To the dismay of our waiter, we ordered one pie to share – clearly, everyone deserves a whole pizza to themselves here in Bologna. Honestly, this was great pizza – and, the crust was so thin, that even after 3 sandwiches, we still had room to enjoy it! We finished up and headed back towards the main square.
We knew we had to cut the food tour short, given the time – we had heard there was one view worth seeing in Bologna, and we had to make the ‘train’ up to see it – and thus, we found ourselves queuing for a tourist train heading up the mountain to the Basilica Santo Luca, which is a viewpoint from which to see the city of Bologna.
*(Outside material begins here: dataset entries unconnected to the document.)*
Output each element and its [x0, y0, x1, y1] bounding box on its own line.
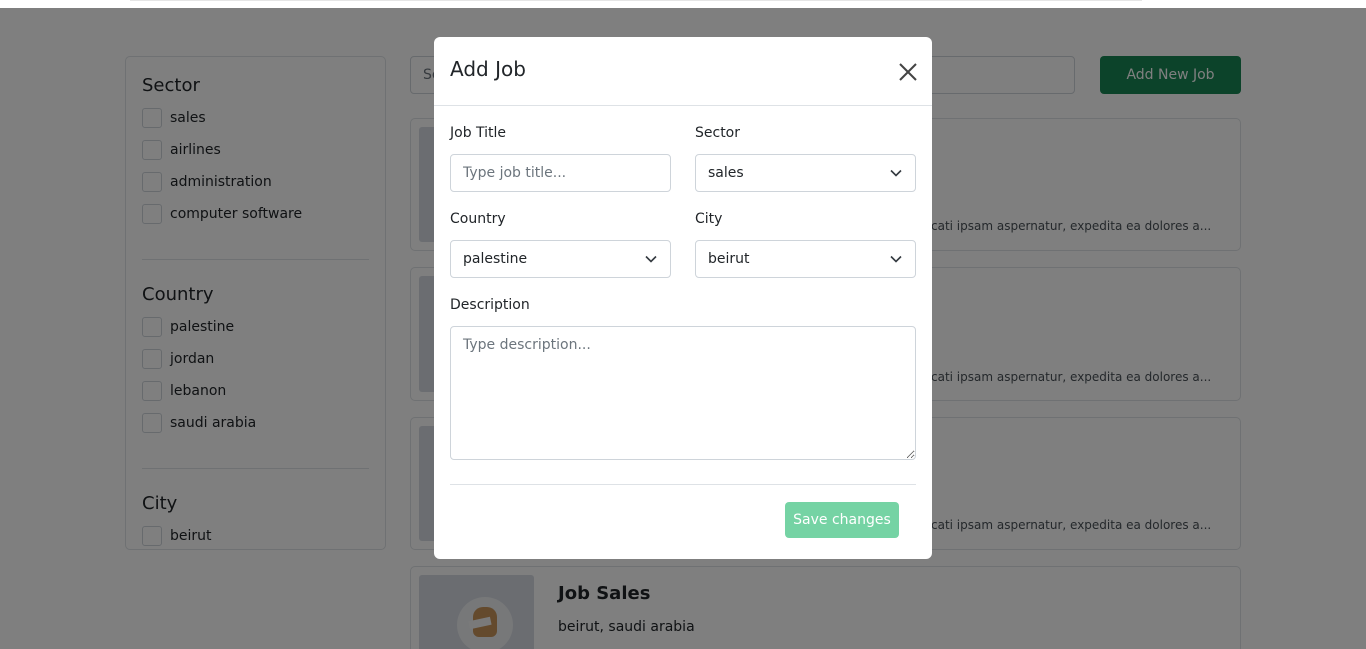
- job-title-label: Job Title: [450, 125, 507, 141]
- chevron-down-icon: [890, 169, 902, 177]
- job-title-input[interactable]: [450, 154, 671, 192]
- country-select[interactable]: palestine: [450, 240, 671, 278]
- modal-title: Add Job: [450, 57, 526, 81]
- add-job-modal: Add Job Job Title Sector sales Country p…: [434, 37, 932, 559]
- city-label: City: [695, 211, 723, 227]
- save-changes-button[interactable]: Save changes: [785, 502, 899, 538]
- sector-select[interactable]: sales: [695, 154, 916, 192]
- sector-selected-value: sales: [708, 165, 744, 181]
- modal-header: Add Job: [434, 37, 932, 106]
- description-label: Description: [450, 297, 530, 313]
- top-navbar: [0, 0, 1366, 8]
- navbar-border: [130, 0, 1142, 1]
- country-selected-value: palestine: [463, 251, 528, 267]
- modal-footer-divider: [450, 484, 916, 485]
- description-textarea[interactable]: [450, 326, 916, 460]
- city-selected-value: beirut: [708, 251, 750, 267]
- close-button[interactable]: [895, 59, 921, 85]
- chevron-down-icon: [645, 255, 657, 263]
- chevron-down-icon: [890, 255, 902, 263]
- sector-label: Sector: [695, 125, 741, 141]
- city-select[interactable]: beirut: [695, 240, 916, 278]
- country-label: Country: [450, 211, 506, 227]
- close-icon: [899, 63, 917, 81]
As we waited, I grabbed some photos of the main square.
The ride up the mountain was a bit ‘scenic’ and provided a little bit of Bologna’s history – for example, taking us through the third wall to the city.
Finally, after a variety of twists and turns (and passing folks who looked like they wished they’d paid ~5 Euro each to ride the ‘train’), we began seeing our target: San Luca. The story goes that someone in the 11th century had received a vision while at the Haggia Sofia that they should build a church on a hill near Rome; they found a monk who knew someone who knew someone in Bologna who knew the hill, and thus, this church was founded.
The church provides an amazing view over the city of Bologna; we even arrived in the real ‘golden hour’ to grab some sunset photos. Amazingly, you can actually walk up to the Church – you have to walk through a series of 666 porticos to do so (we laughed at the number, given the site’s holy history). The views were beautiful.
I’m also a sucker for a cool photo op, so I took some nice shots through the massive open arches of the church.
After this, we headed back into town on the San Luca Express ‘train’ (I pity the cars behind us, slowly going down the mountain…) and enjoyed dinner at a very well-rated restaurant around the corner from our hotel. Of course, we had to try the Tagliatelle ragu (what they call Spaghetti Bolognese here), along with caprese salad, a delicious octopus dish, and pasta with broccoli rabe. All were delicious.
Of course, we ended the meal with a delicious Italian treat – some kind of pastry from Napoli, which included a delicious cream and some kind of liquor pore (as with most decadent desserts here!). They also dropped off a bottle of limoncello for us to enjoy as we wished until the bill was paid.
Needless to say, Bologna has awakened the senses and is a standout on this trip so far (and honestly, a standout to me in Italy from previous memory).